Sizde de karmakarışık mı tüm zihin.
Sanki bir kahve fincanının fal bakılsın diye kapatıp açılmış hali gibi tüm şekiller birbirine girmiş gibi mi?
Her bir şekil bir yanılsama gibi . Her bir telve birikimi aslinda cok sey anlatiyor da biz faldan anlamıyormuşuz gibi . İçimizden şunu söylüyoruz " Keşke bilen biri olsa da baksa şu fincana ". O kadar daldan dala atlıyor ki duygular, düşünceler anda kalmak imkansız gibi geliyor adeta. Ya da devam ettirmek hayatı rutinlere dönmek yeniden bir yanılsama sanki. Şimdi bu yaşadığımıza ne deniyor tıpta " Travama " mı deniyor.

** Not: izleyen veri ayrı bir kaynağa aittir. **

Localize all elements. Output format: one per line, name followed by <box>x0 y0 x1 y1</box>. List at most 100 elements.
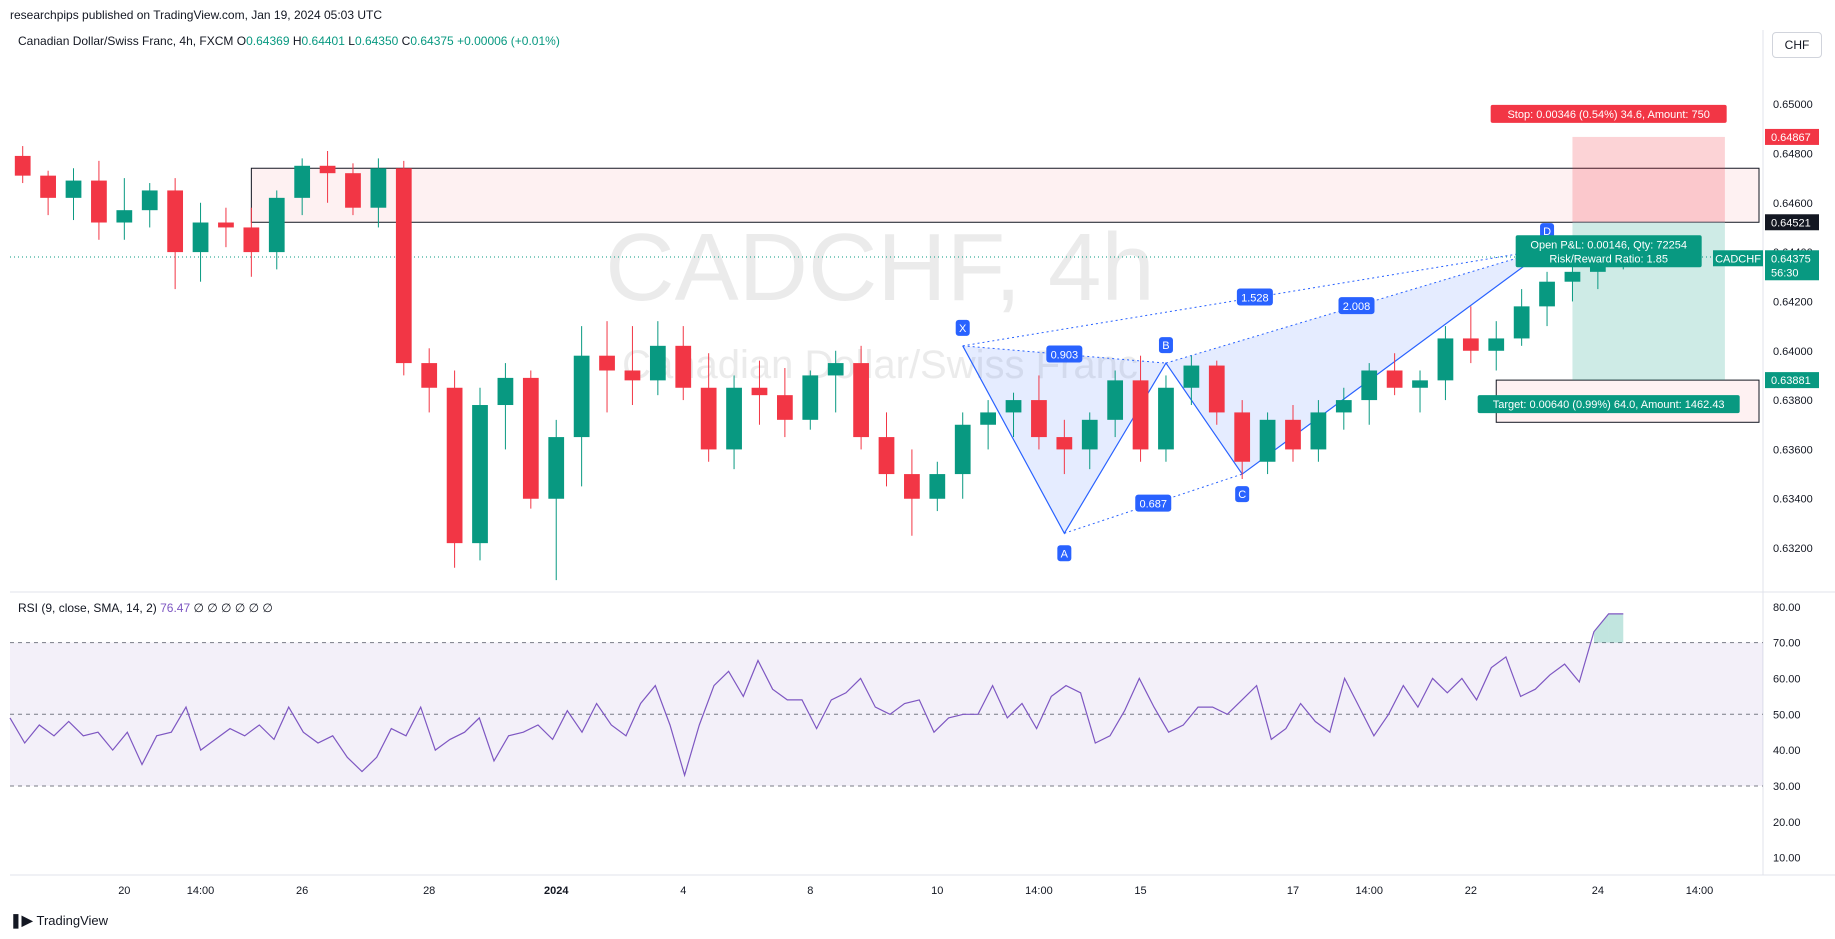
pattern-ratio-b-d: 2.008 <box>1338 297 1375 315</box>
rsi-tick-label: 20.00 <box>1773 817 1801 829</box>
candle-body <box>1412 380 1428 388</box>
candle <box>878 412 895 487</box>
candle <box>192 202 209 282</box>
symbol-legend: Canadian Dollar/Swiss Franc, 4h, FXCM O0… <box>18 34 560 48</box>
candle <box>1462 306 1479 364</box>
rsi-value: 76.47 <box>160 601 191 615</box>
candle <box>1310 400 1327 462</box>
price-tick-label: 0.64000 <box>1773 346 1813 358</box>
rsi-tick-label: 60.00 <box>1773 673 1801 685</box>
candle <box>777 368 793 438</box>
price-tick-label: 0.64800 <box>1773 148 1813 160</box>
supply-zone <box>250 167 1760 223</box>
pattern-ratio-label: 1.528 <box>1241 292 1269 304</box>
pattern-ratio-x-d: 1.528 <box>1236 288 1273 306</box>
candle-body <box>294 165 311 198</box>
candle <box>929 461 946 512</box>
candle <box>345 163 361 216</box>
time-tick-label: 14:00 <box>187 885 215 897</box>
close-label: C <box>401 34 411 48</box>
candle <box>319 150 336 203</box>
candle <box>1488 321 1505 371</box>
candle <box>1183 355 1200 406</box>
candle-body <box>904 474 920 499</box>
candle-body <box>624 370 641 381</box>
candle-body <box>980 412 996 425</box>
candle <box>904 449 920 536</box>
candle <box>370 158 387 228</box>
candle-body <box>853 363 869 438</box>
candle-body <box>777 395 793 420</box>
candle <box>446 370 463 568</box>
target-label-bg <box>1477 395 1740 414</box>
candle-body <box>929 474 946 499</box>
candle <box>14 146 31 184</box>
pattern-point-label: A <box>1061 548 1069 560</box>
pattern-ratio-x-b: 0.903 <box>1046 345 1083 363</box>
time-tick-label: 17 <box>1287 885 1299 897</box>
pattern-ratio-badge <box>1046 345 1083 363</box>
pattern-point-b: B <box>1158 337 1173 354</box>
price-tick-label: 0.64600 <box>1773 198 1813 210</box>
pattern-point-a: A <box>1057 545 1072 562</box>
rsi-tick-label: 80.00 <box>1773 602 1801 614</box>
price-label-bg <box>1765 250 1819 281</box>
pattern-point-badge <box>955 319 970 336</box>
open-value: 0.64369 <box>246 34 290 48</box>
pnl-label-bg <box>1515 235 1702 268</box>
low-value: 0.64350 <box>354 34 399 48</box>
pattern-ratio-badge <box>1236 288 1273 306</box>
change-value: +0.00006 (+0.01%) <box>457 34 560 48</box>
currency-button[interactable]: CHF <box>1772 32 1822 58</box>
price-tick-label: 0.63800 <box>1773 395 1813 407</box>
pattern-ratio-a-c: 0.687 <box>1135 494 1172 512</box>
close-value: 0.64375 <box>410 34 454 48</box>
pattern-ratio-label: 2.008 <box>1343 301 1371 313</box>
candle <box>599 321 615 413</box>
candle <box>472 387 488 561</box>
rsi-legend: RSI (9, close, SMA, 14, 2) 76.47 ∅ ∅ ∅ ∅… <box>18 601 273 615</box>
pattern-ratio-badge <box>1338 297 1375 315</box>
candle-body <box>1183 365 1200 388</box>
candle <box>40 170 56 216</box>
candle-body <box>1107 380 1124 420</box>
rsi-name[interactable]: RSI <box>18 601 39 615</box>
candle-body <box>1031 400 1047 438</box>
candle <box>522 370 539 509</box>
candle <box>675 326 692 401</box>
candle <box>548 419 565 581</box>
pattern-point-label: X <box>959 323 967 335</box>
time-tick-label: 8 <box>807 885 813 897</box>
candle <box>573 326 590 487</box>
candle <box>497 363 514 450</box>
candle-body <box>802 375 819 420</box>
rsi-params: (9, close, SMA, 14, 2) <box>41 601 157 615</box>
symbol-name[interactable]: Canadian Dollar/Swiss Franc, 4h, FXCM <box>18 34 234 48</box>
candle-body <box>472 405 488 544</box>
candle-body <box>1005 400 1022 413</box>
pattern-point-badge <box>1057 545 1072 562</box>
candle-body <box>1539 281 1555 307</box>
pattern-point-badge <box>1540 223 1555 240</box>
candle-body <box>116 210 133 223</box>
candle-body <box>954 424 971 475</box>
candle <box>1259 412 1276 475</box>
pattern-point-d: D <box>1540 223 1555 240</box>
rsi-overbought-fill <box>1608 613 1624 643</box>
rsi-band <box>10 642 1763 786</box>
rsi-overbought-fill <box>1593 613 1609 643</box>
candle-body <box>751 387 768 396</box>
pnl-label: Open P&L: 0.00146, Qty: 72254 Risk/Reward… <box>1515 235 1702 268</box>
candle <box>268 190 285 270</box>
candle-body <box>1488 338 1505 351</box>
candle-body <box>1564 271 1581 282</box>
candle <box>218 207 234 248</box>
tradingview-logo[interactable]: ❚▶ TradingView <box>10 912 108 929</box>
candle-body <box>370 168 387 208</box>
candle <box>827 350 844 413</box>
rsi-tick-label: 30.00 <box>1773 781 1801 793</box>
candle <box>1132 355 1149 462</box>
time-tick-label: 2024 <box>544 885 569 897</box>
candle <box>1437 326 1454 401</box>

Bize o kadar öğretilmiş ki karşılaşılan sorunları hiçe saymak. Bunu da öyle sanıyoruz sanki hiç olmamış diye düşününce bitecek hersey. Ama bu kez kabul edelim ya da gorelim Bence biz bir travma yaşıyoruz. Buyuk bir yıkım ve bitiklik yaşiyoruz . Ne çocukluk, ne ergenlik yaşamayan bir jenerasyon için ne kadar da yapay bir kelime.
Travma dediğin z kuşağında ve onların 90lı ve sonrasında doğan cici cici annelerinde olur değil mi. Halbuki bizler. Biz Seksenlerin çocukları; travma bilmedik hiç. Başımıza ne gelirse gelsin yok sayıp yurumeyi öğrendik. Travmalar bize tırıs gelir vırıs giderdi. O kadar ki onemsenmezdik çünkü biz. Bizim duygumuz mu var ya da hayatta bir planimiz mi var birakin bunlari biz okudugumuz universiteyi bile kendinimiz seçmedik. Hele universiteye gelene kadar ortaokul lisede yoktuk zaten. Çünkü biz ve bizim birinci kuşak yakınlarımız sadece doğdukları aile farklı diye öldürülmüş bir nesildik.Bu kadar onemli sorunlar varken bizim duygularimizi kim takar. Hatayda büyüdük biz. Nereden geldik buralara bizim şehrimizin ortasından geçen nehrin bile adı "ASİ"den geldik .Kadın erkek herkesin okuduğu bir coğrafyada yetiştik. Üniversite sınavlarında başarı oranı olarak hep ilk beşte yer alan, aydın bir milletin çocukları olduk. Duygumuzdan çok aklınla hareket etmek öğretildi hep bize . Her bir yanı tarih ,her bir yanı insan ,her bir yani bahar bir şehir elbette toparlayacak. Elbette yeniden kurulacak . Biz olmasak bile bu dünyada çocuklarımız, torunlarımız yaşayacak orayi anlatacaklar birbirlerine.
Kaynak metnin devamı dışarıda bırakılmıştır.